Pajak Tontonan (PTo) yang besar ( berkisar 10-20 persen), yang ditetapkan oleh Pemerintah Daerah (Pemda) akan menghambat pertumbuhan bioskop di dalam negeri. Dikhawatirkan kenyataan tersebut bisa memukul industri film nasional juga. Pengusaha bioskop di Tanah Air keberatan dengan penetapan pajak pertunjukan film yang berbeda di tiap daerah. Hal ini disebabkan karena Pemda melalui undang-undang Otonomi Daerah mengatur sendiri nilai pajak yang ditetapkan.

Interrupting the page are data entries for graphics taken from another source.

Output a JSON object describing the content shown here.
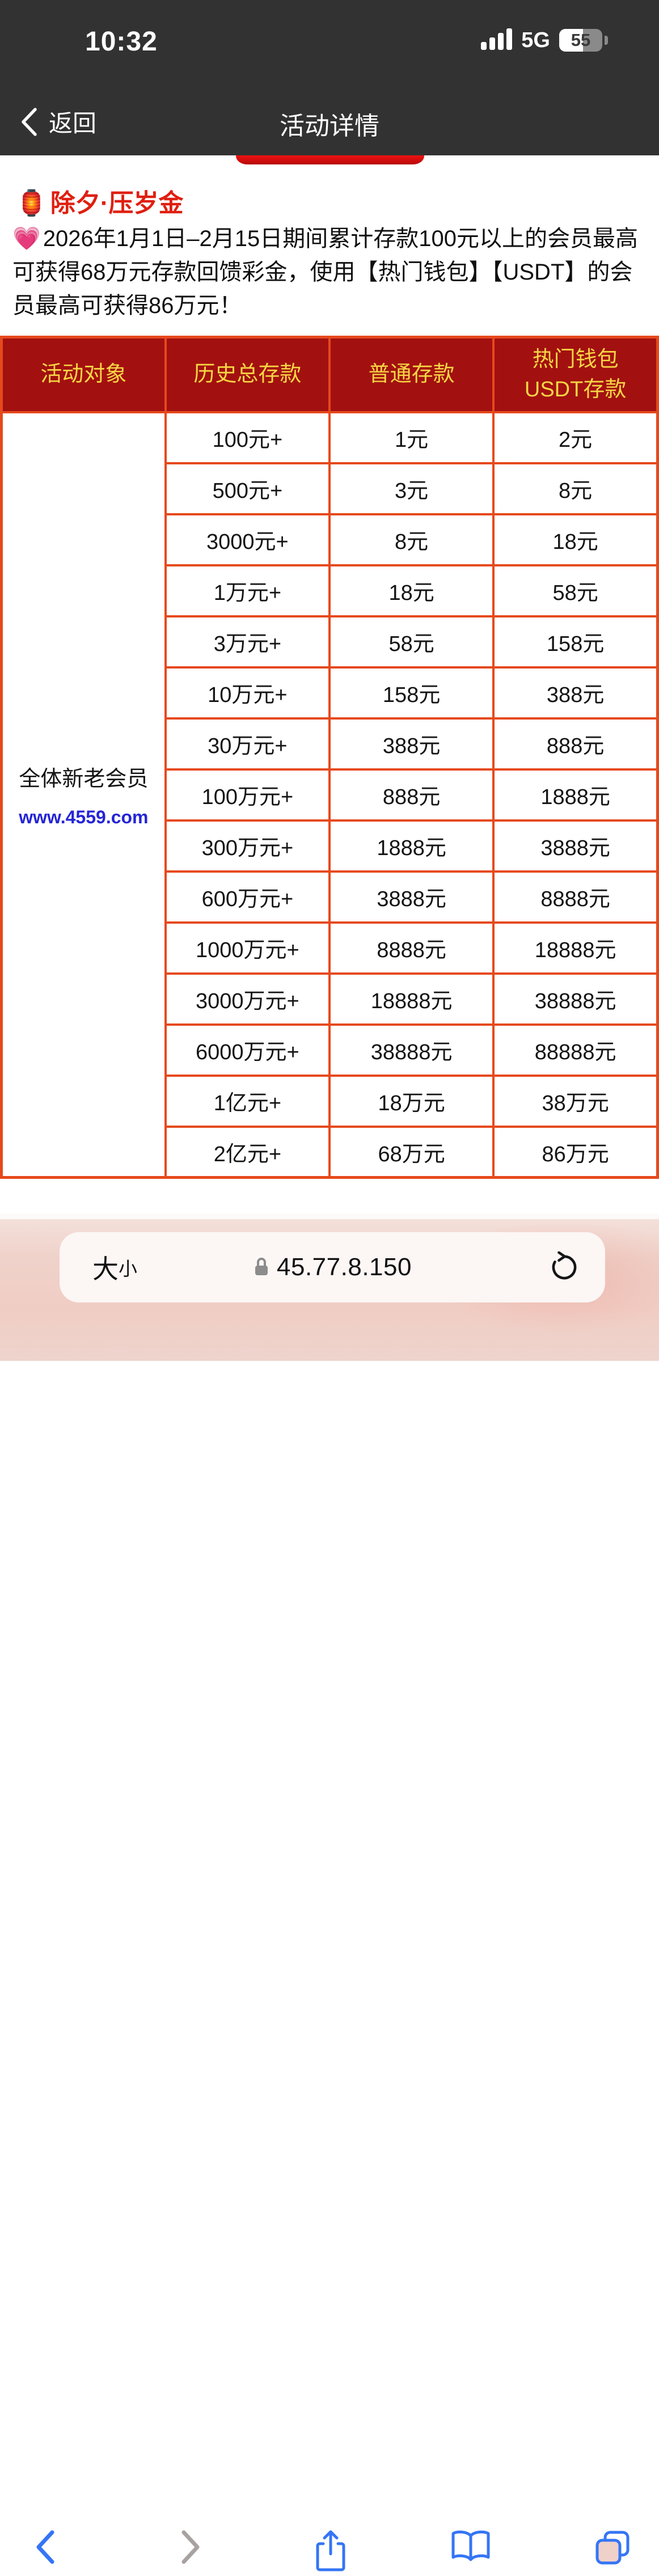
{
  "status_bar": {
    "time": "10:32",
    "network": "5G",
    "battery_percent": "55"
  },
  "nav_bar": {
    "back_label": "返回",
    "title": "活动详情"
  },
  "promo": {
    "title_emoji": "🏮",
    "title": "除夕·压岁金",
    "desc_emoji": "💗",
    "description": "2026年1月1日–2月15日期间累计存款100元以上的会员最高可获得68万元存款回馈彩金，使用【热门钱包】【USDT】的会员最高可获得86万元！"
  },
  "table": {
    "headers": [
      "活动对象",
      "历史总存款",
      "普通存款",
      "热门钱包\nUSDT存款"
    ],
    "audience": {
      "label": "全体新老会员",
      "link": "www.4559.com"
    },
    "rows": [
      [
        "100元+",
        "1元",
        "2元"
      ],
      [
        "500元+",
        "3元",
        "8元"
      ],
      [
        "3000元+",
        "8元",
        "18元"
      ],
      [
        "1万元+",
        "18元",
        "58元"
      ],
      [
        "3万元+",
        "58元",
        "158元"
      ],
      [
        "10万元+",
        "158元",
        "388元"
      ],
      [
        "30万元+",
        "388元",
        "888元"
      ],
      [
        "100万元+",
        "888元",
        "1888元"
      ],
      [
        "300万元+",
        "1888元",
        "3888元"
      ],
      [
        "600万元+",
        "3888元",
        "8888元"
      ],
      [
        "1000万元+",
        "8888元",
        "18888元"
      ],
      [
        "3000万元+",
        "18888元",
        "38888元"
      ],
      [
        "6000万元+",
        "38888元",
        "88888元"
      ],
      [
        "1亿元+",
        "18万元",
        "38万元"
      ],
      [
        "2亿元+",
        "68万元",
        "86万元"
      ]
    ]
  },
  "browser": {
    "text_size_big": "大",
    "text_size_small": "小",
    "url": "45.77.8.150",
    "icons": [
      "lock-icon",
      "reload-icon",
      "back-icon",
      "forward-icon",
      "share-icon",
      "bookmarks-icon",
      "tabs-icon"
    ]
  },
  "colors": {
    "header_bg": "#323232",
    "accent_red": "#df1f10",
    "table_border": "#e6491c",
    "table_header_bg": "#a21110",
    "table_header_text": "#f7d544",
    "link_blue": "#2525d6",
    "ios_blue": "#3575f6",
    "safari_bg": "#efd2ca"
  }
}
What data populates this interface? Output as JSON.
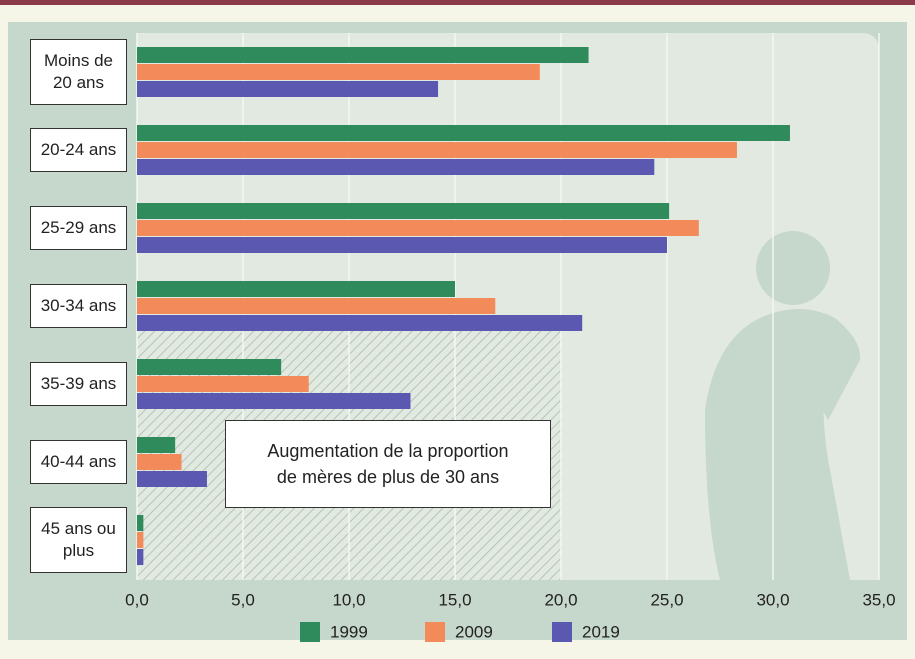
{
  "chart_data": {
    "type": "hbar",
    "categories": [
      "Moins de 20 ans",
      "20-24 ans",
      "25-29 ans",
      "30-34 ans",
      "35-39 ans",
      "40-44 ans",
      "45 ans ou plus"
    ],
    "series": [
      {
        "name": "1999",
        "color": "#2f8a5c",
        "values": [
          21.3,
          30.8,
          25.1,
          15.0,
          6.8,
          1.8,
          0.3
        ]
      },
      {
        "name": "2009",
        "color": "#f28a5a",
        "values": [
          19.0,
          28.3,
          26.5,
          16.9,
          8.1,
          2.1,
          0.3
        ]
      },
      {
        "name": "2019",
        "color": "#5a58b0",
        "values": [
          14.2,
          24.4,
          25.0,
          21.0,
          12.9,
          3.3,
          0.3
        ]
      }
    ],
    "xlim": [
      0,
      35
    ],
    "xticks": [
      {
        "value": 0,
        "label": "0,0"
      },
      {
        "value": 5,
        "label": "5,0"
      },
      {
        "value": 10,
        "label": "10,0"
      },
      {
        "value": 15,
        "label": "15,0"
      },
      {
        "value": 20,
        "label": "20,0"
      },
      {
        "value": 25,
        "label": "25,0"
      },
      {
        "value": 30,
        "label": "30,0"
      },
      {
        "value": 35,
        "label": "35,0"
      }
    ],
    "grid": true,
    "annotation": [
      "Augmentation de la proportion",
      "de mères de plus de 30 ans"
    ]
  }
}
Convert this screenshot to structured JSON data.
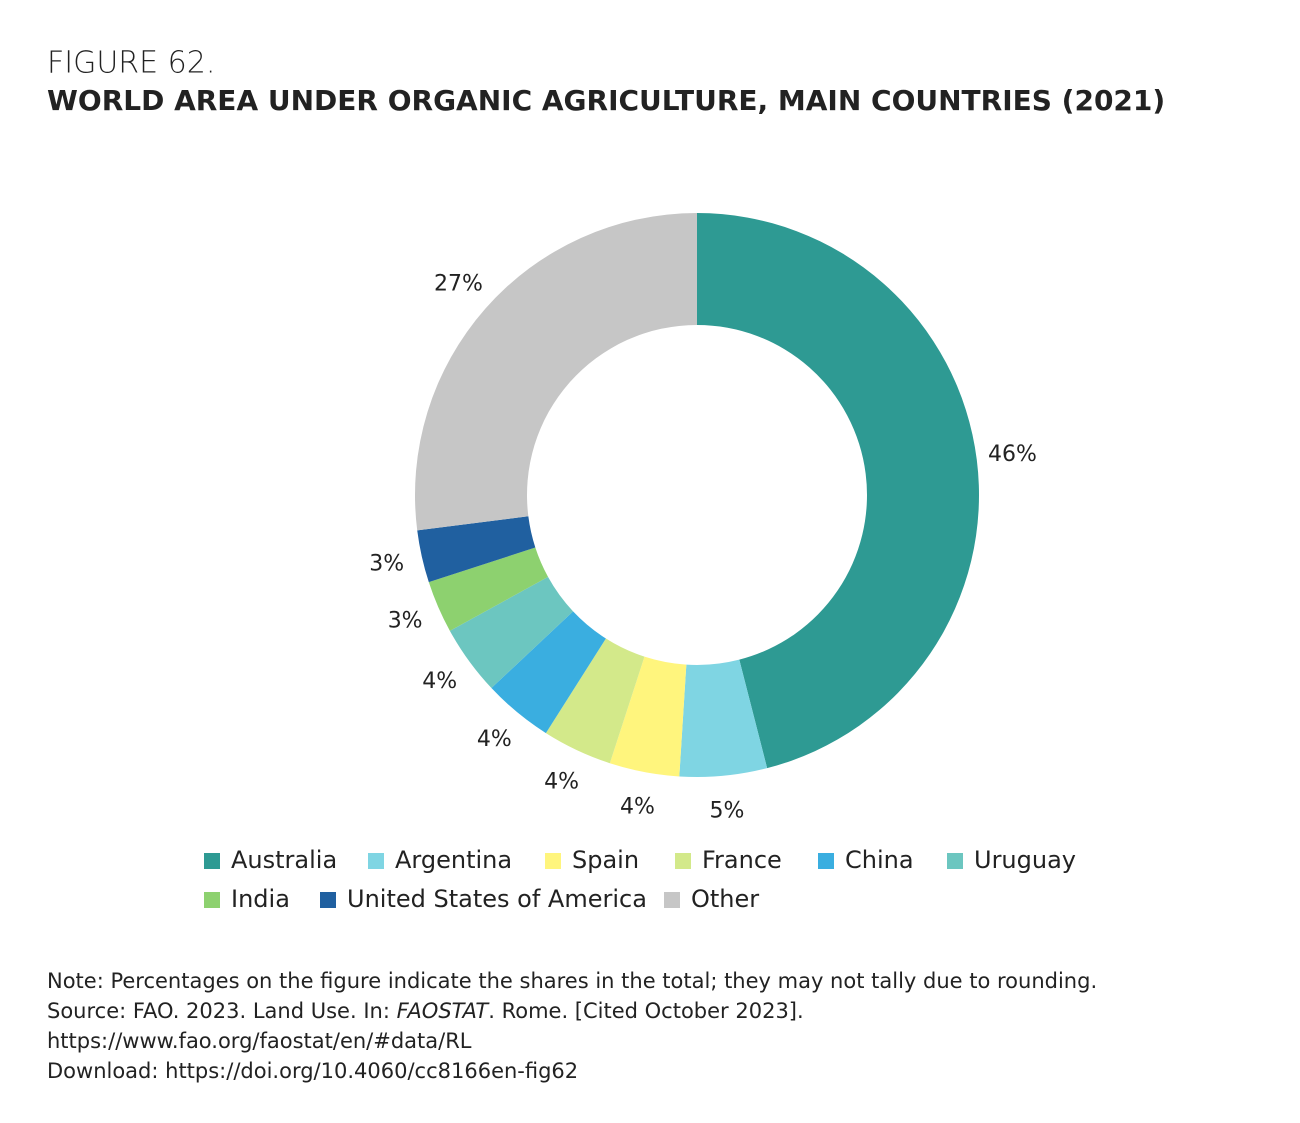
{
  "chart_data": {
    "type": "pie",
    "figure_label": "FIGURE 62.",
    "title": "WORLD AREA UNDER ORGANIC AGRICULTURE, MAIN COUNTRIES (2021)",
    "categories": [
      "Australia",
      "Argentina",
      "Spain",
      "France",
      "China",
      "Uruguay",
      "India",
      "United States of America",
      "Other"
    ],
    "values": [
      46,
      5,
      4,
      4,
      4,
      4,
      3,
      3,
      27
    ],
    "value_labels": [
      "46%",
      "5%",
      "4%",
      "4%",
      "4%",
      "4%",
      "3%",
      "3%",
      "27%"
    ],
    "colors": [
      "#2e9a93",
      "#7fd5e3",
      "#fff57d",
      "#d3e98a",
      "#3aaee0",
      "#6cc6c0",
      "#8dd16f",
      "#2060a0",
      "#c6c6c6"
    ],
    "legend": "bottom",
    "note": "Note: Percentages on the figure indicate the shares in the total; they may not tally due to rounding.",
    "source": {
      "before": "Source: FAO. 2023. Land Use. In: ",
      "italic": "FAOSTAT",
      "after": ". Rome. [Cited October 2023]."
    },
    "url": "https://www.fao.org/faostat/en/#data/RL",
    "download": "Download: https://doi.org/10.4060/cc8166en-fig62"
  }
}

Begitu kesimpulan percakapan Djonny Syafrudin, SH Ketua Umum Gabungan Pengelola Bioskop Seluruh Indonesia (GPBSI) dan Direktur Operasional Grup Twenty One (XXI) Jimmy Haryanto di tengah acara halal bihalal bersama beberapa wartawan film di Tekko, Plaza Festival, Jakarta Selatan, Rabu (19/6/2019).
Oleh karenanya GPBSI meminta agar produser film nasional sama-sama memperjuangkan keringanan PTo yang dikenakan oleh pemerintah daerah.
Menurut Djonny, selama ini banyak Pemda yang menerapkan PTo berdasarkan pajak hiburan, sehingga nilainya cukup besar. PTo disamakan dengan pajak karaoke, diskotik, panti pijat atau tempat-tempat hiburan lainnya. Padahal film yang ditayangkan bioskop tidak semata-mata berfungsi sebagai alat hiburan, tetapi juga memiliki fungsi komunikasi dan pendidikan.
“Memang tidak salah juga Pemdanya, karena ketika pajak hiburan ditetapkan, bioskop belum ada di daerahnya. Tetapi ketika ada bioskop, seharusnya Pemda juga membuat klasifikasi. Jadi jangan semata-mata dilihat untuk kepentingan Pendapatan Asli Daerah (PAD), tetapi berdirinya bioskop di sebuah daerah, akan memiliki dampak yang sangat besar bagi daerah itu sendiri,” ungkap Djonny
Kebijakan penerapan pajak secara otonomi ini justru bisa menurunkan minat masyarakat daerah untuk menonton film dengan harga terjangkau. Djonny juga berharap besaran pajak bioskop ditentukan oleh pemerintah pusat, sehingga tidak berbeda-beda di setiap daerah.
Direktur Operasional Grup 21, Jimmy Haryanto menjelaskan besarnya pajak bioskop antara satu daerah dengan daerah lain terasa janggal. Ada bioskop yang jaraknya berdekatan, tetapi pajaknya berbeda jauh. Ia mencontohkan antara Kota Bekasi dan Kabupaten Bekasi. Di Kota Bekasi pajaknya 10 %, tetapi di Kabupaten Bekasi, 30 %. Padahal jaraknya tidak terlalu jauh. Begitu juga antara Cirebon dan Plered yang jaraknya berdekatan. Di Cirebon 10 % di Plered 25 %.